Court employees threaten strike

SAN MARTIN
– The Santa Clara Superior Court is enmeshed in a labor dispute
with a union representing 600 of its employees – including roughly
30 in San Martin – that could potentially tangle court operations
if the two sides fail to hammer out a new contract.
SAN MARTIN – The Santa Clara Superior Court is enmeshed in a labor dispute with a union representing 600 of its employees – including roughly 30 in San Martin – that could potentially tangle court operations if the two sides fail to hammer out a new contract.

The Service Employees International Union 715 – which represents everyone from clerical workers and court reporters to court-appointed mediators – will decide today whether to authorize a strike over negotiations that have so far failed to produce a new agreement with the state-run courts.

“The contract has expired, and the bargaining committee felt negotiations were far enough apart that hearing from the membership about what they’re willing to do would be necessary,” said SEIU spokeswoman Isobelle White about the vote.

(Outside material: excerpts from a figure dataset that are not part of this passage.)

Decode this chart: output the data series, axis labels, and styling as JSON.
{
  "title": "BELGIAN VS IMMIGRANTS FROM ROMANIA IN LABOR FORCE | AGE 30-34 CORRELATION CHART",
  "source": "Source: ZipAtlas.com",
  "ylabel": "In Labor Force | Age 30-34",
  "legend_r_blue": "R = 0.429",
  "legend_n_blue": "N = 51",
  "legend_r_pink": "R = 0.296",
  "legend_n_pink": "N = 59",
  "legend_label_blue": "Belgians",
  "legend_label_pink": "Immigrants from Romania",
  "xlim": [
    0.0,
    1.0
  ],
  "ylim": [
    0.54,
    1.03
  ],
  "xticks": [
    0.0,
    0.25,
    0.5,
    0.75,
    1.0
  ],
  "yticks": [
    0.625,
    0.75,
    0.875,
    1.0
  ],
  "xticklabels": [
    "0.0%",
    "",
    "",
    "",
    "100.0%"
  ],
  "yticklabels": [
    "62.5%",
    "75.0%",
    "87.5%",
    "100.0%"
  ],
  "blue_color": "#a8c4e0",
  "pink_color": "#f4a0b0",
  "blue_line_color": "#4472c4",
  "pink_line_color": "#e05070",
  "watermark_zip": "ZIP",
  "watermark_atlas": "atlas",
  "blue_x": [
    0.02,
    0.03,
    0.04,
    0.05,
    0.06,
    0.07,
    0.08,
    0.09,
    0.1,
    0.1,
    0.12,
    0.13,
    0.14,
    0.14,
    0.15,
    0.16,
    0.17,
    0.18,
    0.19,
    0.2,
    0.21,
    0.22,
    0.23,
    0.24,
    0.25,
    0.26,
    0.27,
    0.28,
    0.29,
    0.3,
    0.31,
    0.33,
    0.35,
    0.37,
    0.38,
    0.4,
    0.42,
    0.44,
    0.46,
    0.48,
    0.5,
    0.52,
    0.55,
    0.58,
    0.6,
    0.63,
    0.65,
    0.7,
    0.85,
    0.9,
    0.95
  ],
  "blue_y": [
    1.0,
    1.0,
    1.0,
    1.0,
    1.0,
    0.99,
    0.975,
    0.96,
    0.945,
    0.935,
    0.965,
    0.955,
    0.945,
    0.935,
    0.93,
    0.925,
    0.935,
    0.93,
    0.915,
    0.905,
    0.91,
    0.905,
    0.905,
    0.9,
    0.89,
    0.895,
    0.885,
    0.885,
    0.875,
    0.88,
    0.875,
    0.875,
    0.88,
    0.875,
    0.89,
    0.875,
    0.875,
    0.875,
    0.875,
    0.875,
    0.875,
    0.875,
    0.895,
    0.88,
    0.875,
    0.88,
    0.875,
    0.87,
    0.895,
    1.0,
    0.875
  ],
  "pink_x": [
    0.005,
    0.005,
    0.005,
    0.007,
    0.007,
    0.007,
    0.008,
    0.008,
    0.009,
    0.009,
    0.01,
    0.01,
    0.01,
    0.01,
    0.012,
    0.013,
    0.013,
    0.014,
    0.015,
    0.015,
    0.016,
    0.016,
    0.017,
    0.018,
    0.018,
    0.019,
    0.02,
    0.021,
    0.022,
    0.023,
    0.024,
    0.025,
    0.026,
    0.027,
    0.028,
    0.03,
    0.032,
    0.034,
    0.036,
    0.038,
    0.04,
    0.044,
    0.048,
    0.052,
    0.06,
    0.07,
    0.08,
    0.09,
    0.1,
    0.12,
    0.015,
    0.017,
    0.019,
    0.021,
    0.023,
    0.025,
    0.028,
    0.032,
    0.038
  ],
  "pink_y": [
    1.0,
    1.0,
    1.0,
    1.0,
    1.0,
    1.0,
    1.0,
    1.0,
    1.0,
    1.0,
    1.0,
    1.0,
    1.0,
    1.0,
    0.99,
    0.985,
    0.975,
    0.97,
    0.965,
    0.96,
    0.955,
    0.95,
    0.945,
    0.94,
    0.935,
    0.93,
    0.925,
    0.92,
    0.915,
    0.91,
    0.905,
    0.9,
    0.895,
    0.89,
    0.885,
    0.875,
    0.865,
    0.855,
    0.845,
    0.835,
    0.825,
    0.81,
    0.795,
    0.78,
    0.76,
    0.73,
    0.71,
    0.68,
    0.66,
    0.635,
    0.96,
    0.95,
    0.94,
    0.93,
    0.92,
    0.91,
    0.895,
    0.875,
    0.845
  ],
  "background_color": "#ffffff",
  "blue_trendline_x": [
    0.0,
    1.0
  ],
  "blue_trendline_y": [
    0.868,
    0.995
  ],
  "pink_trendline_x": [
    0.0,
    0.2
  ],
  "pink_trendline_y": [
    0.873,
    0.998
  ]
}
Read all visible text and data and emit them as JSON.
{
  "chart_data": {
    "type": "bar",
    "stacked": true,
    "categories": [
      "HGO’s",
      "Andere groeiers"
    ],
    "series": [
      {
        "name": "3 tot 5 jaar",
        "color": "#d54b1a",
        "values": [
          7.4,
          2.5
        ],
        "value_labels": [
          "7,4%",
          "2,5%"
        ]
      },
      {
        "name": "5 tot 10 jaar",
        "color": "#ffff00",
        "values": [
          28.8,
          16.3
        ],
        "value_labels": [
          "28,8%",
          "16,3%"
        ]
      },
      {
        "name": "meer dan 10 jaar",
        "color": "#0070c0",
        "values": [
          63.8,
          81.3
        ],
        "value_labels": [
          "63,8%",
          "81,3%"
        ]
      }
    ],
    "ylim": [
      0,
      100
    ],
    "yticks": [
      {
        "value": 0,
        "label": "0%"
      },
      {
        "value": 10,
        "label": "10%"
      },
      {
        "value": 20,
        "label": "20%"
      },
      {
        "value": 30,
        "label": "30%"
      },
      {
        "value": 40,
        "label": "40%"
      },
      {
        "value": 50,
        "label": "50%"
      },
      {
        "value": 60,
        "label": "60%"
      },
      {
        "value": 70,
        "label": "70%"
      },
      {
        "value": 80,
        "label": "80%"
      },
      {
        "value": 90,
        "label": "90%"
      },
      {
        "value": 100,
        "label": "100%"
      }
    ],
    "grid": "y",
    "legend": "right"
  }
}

Salaries are a major issue in the dispute. Court employees want a raise comparable to the 6 percent hike that thousands of county employees recently received, White said, but so far the courts are only offering a 2.5 percent raise the first year and no guaranteed raises in the duration of a proposed three-year contract.

The different offers come after responsibility for the courts shifted from county to state control about three years ago.

“Our members worked hard to make that transition happen,” White said. “The change was never meant to penalize the court workers, but that’s what ended up happening.”

Court workers would also like to negotiate more flexible work schedules, White said, as well as secure better job security for roughly 30 court-employed research attorneys who are hired on a year-to-year basis and can be released at any time without just cause.

White said Monday there’s no firm date set for a strike, and the two sides may go to mediation or back to the bargaining table. But any work stoppage would threaten to at least hamper court operations, which involve the specialized daily intake, coordination and processing of reams of paperwork and legal documents.

A court spokeswoman said Tuesday the court can’t comment on negotiations because they’re in final stages, but officials have developed a “contingency plan” to keep operations running. However, she said she could not elaborate further on the specifics of the plan.

“The court is committed to maintaining services to the public to the greatest extent possible,” said the spokeswoman, reading a prepared statement. “We also recognize a legal obligation to ensure the court’s essential functions will proceed.”